The above apply to all varieties of school. Girls’ schools are by no means alone in being in an uncomfortable market position. Boarding is in long-term decline, state schools can provide sharp competition, whatever makes a particular school distinctive may no longer appeal to enough parents. 

So who is for the long drop? There are no sure-fire ways to see it coming. The battle between schools is fought out over years and fortunes can ebb and flow. A sudden legacy, a new head, selling out to Cognita, a change in fashions or even the relocation of some large employer — all can pull a failing school back into contention. Some independent schools have already joined the state system as academies or free schools and more are applying to do so — an upheaval, yes, but at least the school’s still operating. It’s not over till the chartered accountant sings.

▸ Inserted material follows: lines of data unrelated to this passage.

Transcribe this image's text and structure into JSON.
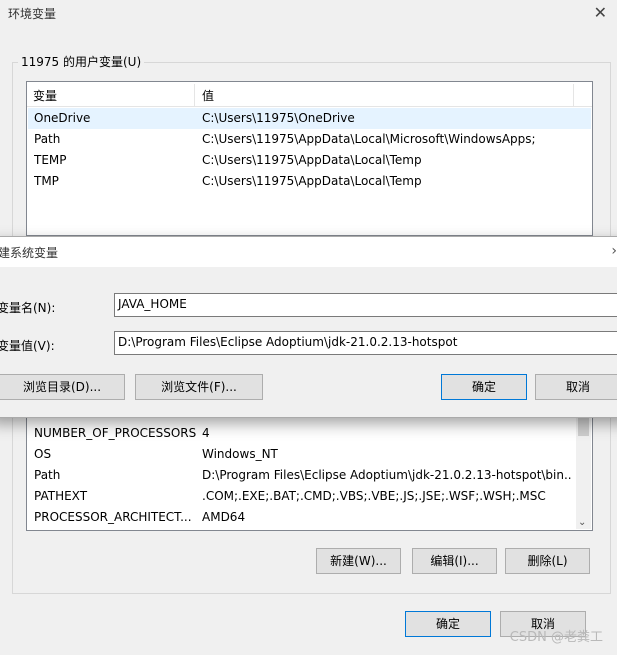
{
  "window": {
    "title": "环境变量",
    "close_icon": "close-icon"
  },
  "user_vars": {
    "group_label": "11975 的用户变量(U)",
    "headers": [
      "变量",
      "值"
    ],
    "rows": [
      {
        "name": "OneDrive",
        "value": "C:\\Users\\11975\\OneDrive",
        "selected": true
      },
      {
        "name": "Path",
        "value": "C:\\Users\\11975\\AppData\\Local\\Microsoft\\WindowsApps;"
      },
      {
        "name": "TEMP",
        "value": "C:\\Users\\11975\\AppData\\Local\\Temp"
      },
      {
        "name": "TMP",
        "value": "C:\\Users\\11975\\AppData\\Local\\Temp"
      }
    ]
  },
  "new_system_var_dialog": {
    "title": "建系统变量",
    "name_label": "变量名(N):",
    "value_label": "变量值(V):",
    "name_value": "JAVA_HOME",
    "value_value": "D:\\Program Files\\Eclipse Adoptium\\jdk-21.0.2.13-hotspot",
    "browse_dir": "浏览目录(D)...",
    "browse_file": "浏览文件(F)...",
    "ok": "确定",
    "cancel": "取消"
  },
  "system_vars": {
    "rows": [
      {
        "name": "NUMBER_OF_PROCESSORS",
        "value": "4"
      },
      {
        "name": "OS",
        "value": "Windows_NT"
      },
      {
        "name": "Path",
        "value": "D:\\Program Files\\Eclipse Adoptium\\jdk-21.0.2.13-hotspot\\bin..."
      },
      {
        "name": "PATHEXT",
        "value": ".COM;.EXE;.BAT;.CMD;.VBS;.VBE;.JS;.JSE;.WSF;.WSH;.MSC"
      },
      {
        "name": "PROCESSOR_ARCHITECT...",
        "value": "AMD64"
      }
    ],
    "buttons": {
      "new": "新建(W)...",
      "edit": "编辑(I)...",
      "delete": "删除(L)"
    }
  },
  "footer": {
    "ok": "确定",
    "cancel": "取消"
  },
  "watermark": "CSDN @老粪工"
}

Is there anything concerned parents can do? If you are really partisan, a talented leader and have a lot of time (and money) on your hands, get involved — school governing bodies can be pretty moribund places, particularly if the bad news has been washing in for a few years. We have seen energetic new brooms make an enormous difference. If you have serious doubts about the stability of your child’s school it’s as well to prepare an escape route. Check out the alternatives and know who you want to phone should the bad news ever arrive.